The SBOM should contain a package for every dependency and a Relationship to connect the dependency to the package the SBOM is about.

Does anyone have a good idea how this can be solved?

I have tried defining the SBOMs as hierarchical merges of the component SBOMs. However our systems tend to assume that the top level in the dependency tree represents the direct dependencies and any lower layers are transitive. Adding a hierarchy of product components messes up this assumption and everything OSS becomes transitive.

I'm not quite following the issue - if the relationship fields are used, you should be able to keep the hierarchy information precise and accurate.

We need some flag/convention that explicitly identifies modules as being one or the other.

[flemminglau]

I see your points but remember that I am limited by the tools available. I cannot simply (manually) inject or modify information into the SBOM files. That would be unworkable when working with dozens of products holding hundreds of product components and thousands of OSS modules.

The tools available (like cyclonedx-cli and cdxasm) can merge sboms hierarchically. But they do that simply by making the original sbom top components members (top level) of the dependency tree (which is all converted to DEPENDENCY_OF in SPDX).

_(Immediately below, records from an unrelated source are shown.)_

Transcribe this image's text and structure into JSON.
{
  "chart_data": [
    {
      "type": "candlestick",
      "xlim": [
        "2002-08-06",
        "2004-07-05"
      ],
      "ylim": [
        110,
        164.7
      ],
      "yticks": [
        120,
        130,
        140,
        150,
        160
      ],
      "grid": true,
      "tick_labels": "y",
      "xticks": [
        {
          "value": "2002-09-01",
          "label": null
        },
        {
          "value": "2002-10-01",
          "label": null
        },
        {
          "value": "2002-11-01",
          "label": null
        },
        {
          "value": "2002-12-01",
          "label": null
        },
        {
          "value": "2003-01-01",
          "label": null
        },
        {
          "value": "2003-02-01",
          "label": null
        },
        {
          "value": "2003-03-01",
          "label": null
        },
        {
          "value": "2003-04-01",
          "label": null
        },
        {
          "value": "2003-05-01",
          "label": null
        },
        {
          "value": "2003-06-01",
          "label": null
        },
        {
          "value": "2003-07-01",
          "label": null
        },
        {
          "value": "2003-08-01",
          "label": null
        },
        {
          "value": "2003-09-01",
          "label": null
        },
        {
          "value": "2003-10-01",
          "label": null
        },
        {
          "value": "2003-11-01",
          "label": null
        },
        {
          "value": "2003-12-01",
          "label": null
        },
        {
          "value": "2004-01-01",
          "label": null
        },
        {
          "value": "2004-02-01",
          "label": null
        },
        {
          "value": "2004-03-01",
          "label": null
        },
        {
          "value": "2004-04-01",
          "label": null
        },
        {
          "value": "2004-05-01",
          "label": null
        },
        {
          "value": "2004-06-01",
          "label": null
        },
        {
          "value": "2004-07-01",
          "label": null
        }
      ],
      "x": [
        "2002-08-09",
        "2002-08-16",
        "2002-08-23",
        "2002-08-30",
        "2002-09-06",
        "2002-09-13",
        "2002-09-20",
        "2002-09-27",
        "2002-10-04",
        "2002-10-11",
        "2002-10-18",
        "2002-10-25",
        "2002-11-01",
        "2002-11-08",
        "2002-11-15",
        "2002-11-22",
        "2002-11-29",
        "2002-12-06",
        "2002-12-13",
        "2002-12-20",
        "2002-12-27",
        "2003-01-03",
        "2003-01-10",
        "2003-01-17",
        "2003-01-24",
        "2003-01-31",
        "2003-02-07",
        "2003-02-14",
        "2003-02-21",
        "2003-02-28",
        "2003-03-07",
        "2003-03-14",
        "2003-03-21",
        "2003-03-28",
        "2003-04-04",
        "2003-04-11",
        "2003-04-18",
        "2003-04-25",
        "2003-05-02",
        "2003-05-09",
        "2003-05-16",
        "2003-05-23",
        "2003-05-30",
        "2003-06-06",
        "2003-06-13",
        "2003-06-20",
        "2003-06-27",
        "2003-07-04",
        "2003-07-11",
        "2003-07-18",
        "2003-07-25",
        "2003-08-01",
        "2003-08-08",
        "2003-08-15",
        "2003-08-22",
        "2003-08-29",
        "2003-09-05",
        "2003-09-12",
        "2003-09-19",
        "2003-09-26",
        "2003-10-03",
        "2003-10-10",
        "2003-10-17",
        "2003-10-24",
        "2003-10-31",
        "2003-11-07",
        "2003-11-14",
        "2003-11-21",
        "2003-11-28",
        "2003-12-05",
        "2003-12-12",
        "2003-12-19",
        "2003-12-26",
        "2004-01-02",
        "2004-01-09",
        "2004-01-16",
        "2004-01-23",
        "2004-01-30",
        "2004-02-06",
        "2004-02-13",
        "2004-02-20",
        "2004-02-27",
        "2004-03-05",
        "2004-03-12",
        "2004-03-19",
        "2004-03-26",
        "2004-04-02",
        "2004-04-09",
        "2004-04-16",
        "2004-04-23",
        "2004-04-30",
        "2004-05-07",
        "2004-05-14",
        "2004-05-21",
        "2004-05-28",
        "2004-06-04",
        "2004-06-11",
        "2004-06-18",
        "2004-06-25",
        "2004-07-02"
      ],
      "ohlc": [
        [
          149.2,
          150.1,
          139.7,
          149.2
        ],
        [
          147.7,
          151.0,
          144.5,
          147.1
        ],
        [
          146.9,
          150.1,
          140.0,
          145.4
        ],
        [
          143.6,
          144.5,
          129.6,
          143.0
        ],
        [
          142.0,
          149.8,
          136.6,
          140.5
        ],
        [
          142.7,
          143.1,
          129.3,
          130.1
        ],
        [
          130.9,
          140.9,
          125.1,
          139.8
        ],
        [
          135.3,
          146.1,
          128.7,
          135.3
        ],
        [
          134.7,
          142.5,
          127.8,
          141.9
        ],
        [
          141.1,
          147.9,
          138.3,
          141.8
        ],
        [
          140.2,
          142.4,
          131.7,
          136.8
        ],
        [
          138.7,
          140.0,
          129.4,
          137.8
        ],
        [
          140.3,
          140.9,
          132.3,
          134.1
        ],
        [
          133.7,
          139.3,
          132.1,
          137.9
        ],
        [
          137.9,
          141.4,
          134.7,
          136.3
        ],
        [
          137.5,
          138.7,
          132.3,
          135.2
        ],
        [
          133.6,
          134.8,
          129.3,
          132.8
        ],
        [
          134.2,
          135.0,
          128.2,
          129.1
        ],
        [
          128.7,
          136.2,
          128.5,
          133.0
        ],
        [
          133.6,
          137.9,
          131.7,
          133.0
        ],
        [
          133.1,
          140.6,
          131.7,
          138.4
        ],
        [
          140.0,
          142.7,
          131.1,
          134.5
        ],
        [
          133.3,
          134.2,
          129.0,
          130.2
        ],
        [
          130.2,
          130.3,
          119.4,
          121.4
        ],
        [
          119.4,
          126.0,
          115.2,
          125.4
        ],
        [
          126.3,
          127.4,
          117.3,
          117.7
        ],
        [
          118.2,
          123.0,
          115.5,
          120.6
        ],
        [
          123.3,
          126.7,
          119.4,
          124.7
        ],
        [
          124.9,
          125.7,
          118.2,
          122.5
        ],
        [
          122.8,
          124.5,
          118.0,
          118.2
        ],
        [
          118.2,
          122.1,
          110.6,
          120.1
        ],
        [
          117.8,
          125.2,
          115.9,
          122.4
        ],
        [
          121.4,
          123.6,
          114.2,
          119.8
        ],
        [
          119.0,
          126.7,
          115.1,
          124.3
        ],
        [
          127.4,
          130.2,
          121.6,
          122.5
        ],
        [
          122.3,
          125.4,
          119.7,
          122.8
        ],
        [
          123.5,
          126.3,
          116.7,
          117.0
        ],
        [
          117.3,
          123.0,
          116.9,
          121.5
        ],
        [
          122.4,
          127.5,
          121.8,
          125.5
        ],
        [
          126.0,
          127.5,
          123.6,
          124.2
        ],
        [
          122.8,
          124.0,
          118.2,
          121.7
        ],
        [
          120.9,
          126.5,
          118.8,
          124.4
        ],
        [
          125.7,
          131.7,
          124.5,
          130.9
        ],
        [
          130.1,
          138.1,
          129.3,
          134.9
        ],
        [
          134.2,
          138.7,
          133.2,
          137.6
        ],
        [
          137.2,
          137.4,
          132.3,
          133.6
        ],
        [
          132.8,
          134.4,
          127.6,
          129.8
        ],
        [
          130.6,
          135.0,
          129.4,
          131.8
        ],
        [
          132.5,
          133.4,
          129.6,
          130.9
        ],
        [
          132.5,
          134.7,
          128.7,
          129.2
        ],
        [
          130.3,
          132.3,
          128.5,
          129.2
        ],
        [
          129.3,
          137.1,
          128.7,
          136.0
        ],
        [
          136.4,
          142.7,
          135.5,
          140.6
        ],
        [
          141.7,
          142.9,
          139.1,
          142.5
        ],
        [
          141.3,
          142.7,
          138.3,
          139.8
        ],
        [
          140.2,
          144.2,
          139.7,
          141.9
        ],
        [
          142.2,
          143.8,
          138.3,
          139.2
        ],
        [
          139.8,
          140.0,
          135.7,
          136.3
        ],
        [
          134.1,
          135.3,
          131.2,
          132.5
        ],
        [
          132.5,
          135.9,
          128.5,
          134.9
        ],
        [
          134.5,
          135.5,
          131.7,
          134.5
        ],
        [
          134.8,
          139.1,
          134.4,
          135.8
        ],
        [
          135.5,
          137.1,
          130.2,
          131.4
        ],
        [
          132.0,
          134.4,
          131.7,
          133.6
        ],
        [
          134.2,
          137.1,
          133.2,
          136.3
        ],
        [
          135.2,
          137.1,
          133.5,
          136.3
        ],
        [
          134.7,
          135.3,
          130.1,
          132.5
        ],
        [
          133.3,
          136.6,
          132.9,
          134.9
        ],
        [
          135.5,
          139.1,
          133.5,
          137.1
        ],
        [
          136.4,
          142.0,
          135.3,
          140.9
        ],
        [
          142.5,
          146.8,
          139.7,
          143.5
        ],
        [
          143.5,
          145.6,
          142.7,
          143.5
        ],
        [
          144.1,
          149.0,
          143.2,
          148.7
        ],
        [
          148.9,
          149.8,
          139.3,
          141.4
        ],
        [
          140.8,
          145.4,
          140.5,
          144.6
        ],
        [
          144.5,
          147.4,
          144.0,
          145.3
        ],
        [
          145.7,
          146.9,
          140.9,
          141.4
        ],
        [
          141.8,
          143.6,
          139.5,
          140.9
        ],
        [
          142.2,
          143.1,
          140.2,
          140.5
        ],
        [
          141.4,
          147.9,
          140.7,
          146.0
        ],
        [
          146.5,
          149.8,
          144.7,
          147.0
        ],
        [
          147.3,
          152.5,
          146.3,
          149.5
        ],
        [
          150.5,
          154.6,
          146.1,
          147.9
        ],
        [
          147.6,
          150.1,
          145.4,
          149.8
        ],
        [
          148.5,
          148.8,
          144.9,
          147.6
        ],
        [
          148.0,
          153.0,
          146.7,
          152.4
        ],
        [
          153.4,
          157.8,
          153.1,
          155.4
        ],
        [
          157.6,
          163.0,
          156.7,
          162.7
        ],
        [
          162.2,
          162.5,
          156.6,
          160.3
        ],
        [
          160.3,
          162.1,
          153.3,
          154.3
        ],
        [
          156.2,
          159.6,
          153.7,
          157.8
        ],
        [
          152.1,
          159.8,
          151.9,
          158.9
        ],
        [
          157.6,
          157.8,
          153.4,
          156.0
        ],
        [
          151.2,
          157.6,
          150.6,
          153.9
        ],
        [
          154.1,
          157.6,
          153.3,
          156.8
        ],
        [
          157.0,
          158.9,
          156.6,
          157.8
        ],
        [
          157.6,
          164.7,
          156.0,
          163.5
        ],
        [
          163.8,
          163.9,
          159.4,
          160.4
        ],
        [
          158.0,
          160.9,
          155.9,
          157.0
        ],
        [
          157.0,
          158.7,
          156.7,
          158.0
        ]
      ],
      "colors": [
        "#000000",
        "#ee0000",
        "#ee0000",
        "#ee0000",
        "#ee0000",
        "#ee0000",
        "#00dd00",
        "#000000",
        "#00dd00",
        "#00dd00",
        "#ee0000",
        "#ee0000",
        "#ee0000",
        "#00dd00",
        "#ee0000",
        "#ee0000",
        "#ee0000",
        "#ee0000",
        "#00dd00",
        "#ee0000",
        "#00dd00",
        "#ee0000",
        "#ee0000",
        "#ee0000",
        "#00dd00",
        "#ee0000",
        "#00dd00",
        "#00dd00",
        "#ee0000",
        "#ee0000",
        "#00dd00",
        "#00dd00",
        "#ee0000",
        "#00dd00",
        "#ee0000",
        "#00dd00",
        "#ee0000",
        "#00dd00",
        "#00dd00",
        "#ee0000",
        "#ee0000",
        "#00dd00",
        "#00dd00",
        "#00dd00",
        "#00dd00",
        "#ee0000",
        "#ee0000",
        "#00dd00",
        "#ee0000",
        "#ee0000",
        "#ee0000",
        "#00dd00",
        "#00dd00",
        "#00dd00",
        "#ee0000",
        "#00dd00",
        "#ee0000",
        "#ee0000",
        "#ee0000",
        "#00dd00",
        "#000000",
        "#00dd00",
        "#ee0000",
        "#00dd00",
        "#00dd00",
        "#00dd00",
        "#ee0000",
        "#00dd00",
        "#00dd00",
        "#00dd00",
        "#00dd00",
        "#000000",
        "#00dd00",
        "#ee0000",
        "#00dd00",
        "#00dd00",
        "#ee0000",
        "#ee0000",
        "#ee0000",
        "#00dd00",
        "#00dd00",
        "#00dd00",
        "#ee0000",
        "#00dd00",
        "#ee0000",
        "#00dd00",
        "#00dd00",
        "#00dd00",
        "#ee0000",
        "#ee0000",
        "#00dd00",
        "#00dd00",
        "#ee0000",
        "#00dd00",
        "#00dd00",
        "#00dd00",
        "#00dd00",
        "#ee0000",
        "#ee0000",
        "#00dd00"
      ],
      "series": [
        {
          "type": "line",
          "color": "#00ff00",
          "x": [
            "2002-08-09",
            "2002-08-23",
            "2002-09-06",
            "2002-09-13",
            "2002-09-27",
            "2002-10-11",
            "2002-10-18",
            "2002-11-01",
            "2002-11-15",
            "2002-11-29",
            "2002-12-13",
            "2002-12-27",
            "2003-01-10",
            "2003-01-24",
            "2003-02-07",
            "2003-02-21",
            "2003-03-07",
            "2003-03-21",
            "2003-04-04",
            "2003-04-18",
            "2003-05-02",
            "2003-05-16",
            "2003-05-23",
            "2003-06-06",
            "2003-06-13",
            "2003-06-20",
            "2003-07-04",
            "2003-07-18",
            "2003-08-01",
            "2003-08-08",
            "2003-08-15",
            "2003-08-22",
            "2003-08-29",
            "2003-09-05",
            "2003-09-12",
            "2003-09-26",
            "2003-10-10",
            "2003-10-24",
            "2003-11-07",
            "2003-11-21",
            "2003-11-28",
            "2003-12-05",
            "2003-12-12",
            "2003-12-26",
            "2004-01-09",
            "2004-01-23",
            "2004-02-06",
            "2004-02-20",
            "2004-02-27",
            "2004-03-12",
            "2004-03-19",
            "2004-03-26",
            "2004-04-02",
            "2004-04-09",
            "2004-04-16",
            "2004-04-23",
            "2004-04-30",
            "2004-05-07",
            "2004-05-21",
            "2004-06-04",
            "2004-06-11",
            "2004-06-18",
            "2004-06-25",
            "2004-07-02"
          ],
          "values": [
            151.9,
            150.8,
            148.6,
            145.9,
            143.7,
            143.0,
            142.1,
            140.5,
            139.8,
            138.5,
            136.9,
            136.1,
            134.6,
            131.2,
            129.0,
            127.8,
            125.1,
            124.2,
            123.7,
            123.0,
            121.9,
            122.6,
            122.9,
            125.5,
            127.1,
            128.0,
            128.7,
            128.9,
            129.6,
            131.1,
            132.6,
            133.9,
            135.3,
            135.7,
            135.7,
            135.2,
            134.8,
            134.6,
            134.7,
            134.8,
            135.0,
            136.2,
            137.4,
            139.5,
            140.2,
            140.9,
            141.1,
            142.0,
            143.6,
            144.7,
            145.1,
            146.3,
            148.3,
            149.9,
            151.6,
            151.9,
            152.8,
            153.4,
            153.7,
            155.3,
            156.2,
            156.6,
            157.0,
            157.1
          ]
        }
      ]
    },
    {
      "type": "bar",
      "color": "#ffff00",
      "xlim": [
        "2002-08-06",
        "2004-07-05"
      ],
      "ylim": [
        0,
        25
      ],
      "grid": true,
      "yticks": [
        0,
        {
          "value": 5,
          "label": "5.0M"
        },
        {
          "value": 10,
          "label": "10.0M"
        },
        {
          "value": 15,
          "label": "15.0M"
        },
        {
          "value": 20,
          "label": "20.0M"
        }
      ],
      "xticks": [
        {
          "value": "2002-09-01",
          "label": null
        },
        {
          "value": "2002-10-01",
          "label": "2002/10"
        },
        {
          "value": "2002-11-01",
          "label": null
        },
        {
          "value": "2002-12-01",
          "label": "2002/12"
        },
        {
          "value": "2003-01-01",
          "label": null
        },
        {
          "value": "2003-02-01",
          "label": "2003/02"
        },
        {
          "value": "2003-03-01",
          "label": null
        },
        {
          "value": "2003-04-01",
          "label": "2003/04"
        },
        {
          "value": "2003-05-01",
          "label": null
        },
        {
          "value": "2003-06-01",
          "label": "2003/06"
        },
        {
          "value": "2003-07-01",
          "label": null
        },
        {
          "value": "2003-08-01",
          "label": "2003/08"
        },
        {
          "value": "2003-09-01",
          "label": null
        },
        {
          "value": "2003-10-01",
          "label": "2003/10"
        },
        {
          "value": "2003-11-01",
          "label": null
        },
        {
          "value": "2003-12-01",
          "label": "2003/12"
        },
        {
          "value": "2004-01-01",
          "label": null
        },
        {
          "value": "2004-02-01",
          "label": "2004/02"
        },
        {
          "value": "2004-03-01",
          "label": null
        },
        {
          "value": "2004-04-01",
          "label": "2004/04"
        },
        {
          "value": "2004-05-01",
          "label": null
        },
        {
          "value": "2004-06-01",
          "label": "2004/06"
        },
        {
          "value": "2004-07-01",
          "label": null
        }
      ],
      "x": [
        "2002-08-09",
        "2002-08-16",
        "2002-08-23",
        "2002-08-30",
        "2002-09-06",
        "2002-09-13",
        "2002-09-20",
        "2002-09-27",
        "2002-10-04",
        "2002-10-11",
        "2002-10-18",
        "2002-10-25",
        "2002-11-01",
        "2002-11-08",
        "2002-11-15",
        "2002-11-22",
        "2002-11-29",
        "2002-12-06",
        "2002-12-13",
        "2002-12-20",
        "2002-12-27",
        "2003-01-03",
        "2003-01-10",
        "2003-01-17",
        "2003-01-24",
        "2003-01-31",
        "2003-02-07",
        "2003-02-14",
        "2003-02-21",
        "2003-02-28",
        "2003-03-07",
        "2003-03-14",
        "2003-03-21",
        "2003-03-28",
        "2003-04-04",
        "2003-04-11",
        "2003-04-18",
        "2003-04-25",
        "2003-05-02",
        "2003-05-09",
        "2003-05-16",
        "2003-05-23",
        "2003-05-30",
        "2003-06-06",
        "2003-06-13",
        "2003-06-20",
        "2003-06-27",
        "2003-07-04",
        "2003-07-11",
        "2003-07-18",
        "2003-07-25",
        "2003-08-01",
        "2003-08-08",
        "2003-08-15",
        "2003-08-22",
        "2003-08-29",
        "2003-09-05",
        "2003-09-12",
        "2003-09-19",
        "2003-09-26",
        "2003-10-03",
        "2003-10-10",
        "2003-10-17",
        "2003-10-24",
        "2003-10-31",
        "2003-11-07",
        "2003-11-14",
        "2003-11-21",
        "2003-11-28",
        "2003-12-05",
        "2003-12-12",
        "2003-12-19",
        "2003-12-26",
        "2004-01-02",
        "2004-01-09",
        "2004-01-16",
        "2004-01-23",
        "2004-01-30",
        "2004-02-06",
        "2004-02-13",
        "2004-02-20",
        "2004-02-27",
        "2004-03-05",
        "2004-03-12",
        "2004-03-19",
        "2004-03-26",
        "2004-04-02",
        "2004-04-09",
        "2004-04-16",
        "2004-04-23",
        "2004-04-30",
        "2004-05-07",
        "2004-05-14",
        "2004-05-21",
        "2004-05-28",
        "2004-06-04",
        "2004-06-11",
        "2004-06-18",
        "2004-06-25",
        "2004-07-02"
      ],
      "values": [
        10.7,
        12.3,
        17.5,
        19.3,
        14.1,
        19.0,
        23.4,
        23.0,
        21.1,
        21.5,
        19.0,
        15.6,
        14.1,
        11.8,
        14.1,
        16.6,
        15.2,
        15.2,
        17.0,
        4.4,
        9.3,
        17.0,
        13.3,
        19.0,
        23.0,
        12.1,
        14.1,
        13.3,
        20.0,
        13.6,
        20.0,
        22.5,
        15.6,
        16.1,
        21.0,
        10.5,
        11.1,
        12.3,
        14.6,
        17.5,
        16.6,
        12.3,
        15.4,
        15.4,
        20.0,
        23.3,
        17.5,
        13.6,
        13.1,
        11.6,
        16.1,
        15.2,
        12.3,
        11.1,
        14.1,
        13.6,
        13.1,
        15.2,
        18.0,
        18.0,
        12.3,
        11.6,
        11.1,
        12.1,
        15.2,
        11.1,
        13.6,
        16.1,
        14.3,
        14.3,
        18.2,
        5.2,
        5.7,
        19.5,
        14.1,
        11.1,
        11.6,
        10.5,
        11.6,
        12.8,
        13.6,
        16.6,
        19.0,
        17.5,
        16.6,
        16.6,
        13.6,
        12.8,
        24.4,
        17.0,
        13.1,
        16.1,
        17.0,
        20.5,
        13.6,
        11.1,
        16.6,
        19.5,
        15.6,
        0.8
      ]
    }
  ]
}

I am now following the path of possibly assuming that the distinction between these 3 types can be deduced by inspecting the "primaryPackagePurpose" field. Assuming that only "LIBARARY" and possibly "FRAMEWORK" are candidates for being direct and transitive OSS dependencies. Any other objects in the SBOM ("CONTAINER", "APPLICATION", ...) would not quality for being dependencies on OSS modules.

This convention would require no changes to any tools. Only that we can trust the value of primaryPackagePurpose which we so some extent can control.

Any comments to this approach is most welcome.

[goneall]

I'm having difficulty understanding your complete scenario and tool constraints, so I may not be much help beyond my previous comments. Perhaps this is something we could discuss real-time in one of the SPDX implementers call. I'll be 30 minutes late for next weeks call and I'll miss the following call in 3 weeks, but I'll be back in the calls after that.

cc: @rnjudge - if you have any additional thoughts on the above issue.